FASHIONWIREDAILY.COM
8/13/02
By Karin Nelson
This Avant-Garde Gallery's Anything but Whitewashed
Fashion Wire Daily NY August 13, 2002 - Curator-cum-artist Kenny Schachter couldn't wait for construction to finish on conTEMPorary -- his steel sculpture of a gallery space hidden in the cobblestoned shadow of Richard Meier's new Perry Street residential tower -- before he hosted an all-out opening celebration this past June. But with good reason: Not only had he already aligned a spectacularly unconventional exhibit - one comprised of an array of cutting-edge musicians, fashion designers, architects, and artists presenting work not necessarily corresponding with their fields -- but he'd also almost completed one of the most unique show spaces in all of New York.
"It's the anti-gallery gallery," beams Schachter, eyeing the length of perforated metal that snakes its way -- thanks to sculptor Vito Acconci -- through the ground floor and flips up onto the second. "I wanted to get away from the typical, numbing aesthetic of the Chelsea gallery - the white walls and cubic space.
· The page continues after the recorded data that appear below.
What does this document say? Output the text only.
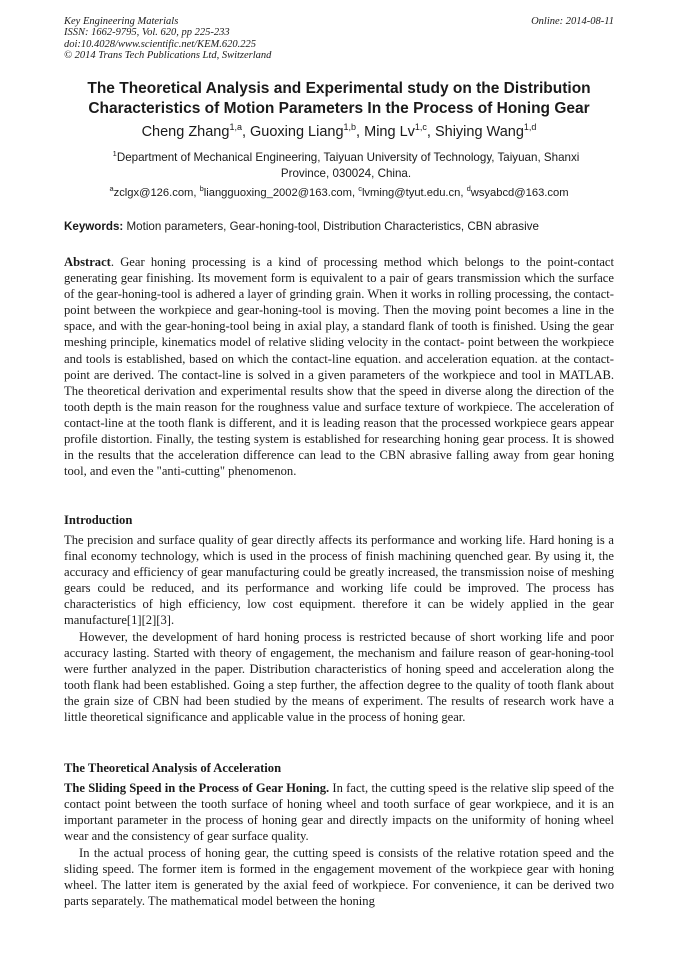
Key Engineering Materials
ISSN: 1662-9795, Vol. 620, pp 225-233
doi:10.4028/www.scientific.net/KEM.620.225
© 2014 Trans Tech Publications Ltd, Switzerland
Online: 2014-08-11
The Theoretical Analysis and Experimental study on the Distribution
Characteristics of Motion Parameters In the Process of Honing Gear
Cheng Zhang$^{1,a}$, Guoxing Liang$^{1,b}$, Ming Lv$^{1,c}$, Shiying Wang$^{1,d}$
$^1$Department of Mechanical Engineering, Taiyuan University of Technology, Taiyuan, Shanxi Province, 030024, China.
$^a$zclgx@126.com, $^b$liangguoxing_2002@163.com, $^c$lvming@tyut.edu.cn, $^d$wsyabcd@163.com
Keywords: Motion parameters, Gear-honing-tool, Distribution Characteristics, CBN abrasive

Abstract. Gear honing processing is a kind of processing method which belongs to the point-contact generating gear finishing. Its movement form is equivalent to a pair of gears transmission which the surface of the gear-honing-tool is adhered a layer of grinding grain. When it works in rolling processing, the contact-point between the workpiece and gear-honing-tool is moving. Then the moving point becomes a line in the space, and with the gear-honing-tool being in axial play, a standard flank of tooth is finished. Using the gear meshing principle, kinematics model of relative sliding velocity in the contact- point between the workpiece and tools is established, based on which the contact-line equation. and acceleration equation. at the contact-point are derived. The contact-line is solved in a given parameters of the workpiece and tool in MATLAB. The theoretical derivation and experimental results show that the speed in diverse along the direction of the tooth depth is the main reason for the roughness value and surface texture of workpiece. The acceleration of contact-line at the tooth flank is different, and it is leading reason that the processed workpiece gears appear profile distortion. Finally, the testing system is established for researching honing gear process. It is showed in the results that the acceleration difference can lead to the CBN abrasive falling away from gear honing tool, and even the "anti-cutting" phenomenon.

Introduction

The precision and surface quality of gear directly affects its performance and working life. Hard honing is a final economy technology, which is used in the process of finish machining quenched gear. By using it, the accuracy and efficiency of gear manufacturing could be greatly increased, the transmission noise of meshing gears could be reduced, and its performance and working life could be improved. The process has characteristics of high efficiency, low cost equipment. therefore it can be widely applied in the gear manufacture[1][2][3].

However, the development of hard honing process is restricted because of short working life and poor accuracy lasting. Started with theory of engagement, the mechanism and failure reason of gear-honing-tool were further analyzed in the paper. Distribution characteristics of honing speed and acceleration along the tooth flank had been established. Going a step further, the affection degree to the quality of tooth flank about the grain size of CBN had been studied by the means of experiment. The results of research work have a little theoretical significance and applicable value in the process of honing gear.

The Theoretical Analysis of Acceleration

The Sliding Speed in the Process of Gear Honing. In fact, the cutting speed is the relative slip speed of the contact point between the tooth surface of honing wheel and tooth surface of gear workpiece, and it is an important parameter in the process of honing gear and directly impacts on the uniformity of honing wheel wear and the consistency of gear surface quality.

In the actual process of honing gear, the cutting speed is consists of the relative rotation speed and the sliding speed. The former item is formed in the engagement movement of the workpiece gear with honing wheel. The latter item is generated by the axial feed of workpiece. For convenience, it can be derived two parts separately. The mathematical model between the honing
I mean, you wonder why art has become so irrelevant in our society. You see the same stuff everywhere!"
Schachter, a former Wall Street broker and traveling tie salesman, has made a name for himself presenting the works of new and deserving talent in random, itinerant exhibits. And in this, the first space he can call home (literally, as it embodies the back half of his West Village townhouse), Schachter once again proves himself an avant-gardist.
For his first exhibit at conTEMPorary, entitled "Architecture," Schachter's intention is to blur the distinctions of art. To those ends he presents photographs from Imitation of Christ's Tara Subkoff and British photographer Jessica Craig-Martin (the two created portraits of each other with their clothing attached doll-like onto the images), a video from AsFour in which they're playing around in their East Village studio, and a series of photos from modern preppy fashion collective United Bamboo, that focuses on the legacy of modernism.
And the guests who braved the torrential downpour to view the works at the gallery's opening made for a similarly eclectic spectacle: film-maker Wes Anderson, actress Chloe Sevigny, comedian Jimmy Fallon, Bazaar editor Glenda Bailey, singing socialite Ilona Rich, designer Nicole Miller, artist Tom Sachs, and electro punk, gallery-groupie band A.R.E Weapons, who performed.
But for those who missed the affair, Schachter has scheduled another opening for September 8th -- this one being the "official" launch, as all the steel is now set squarely into place.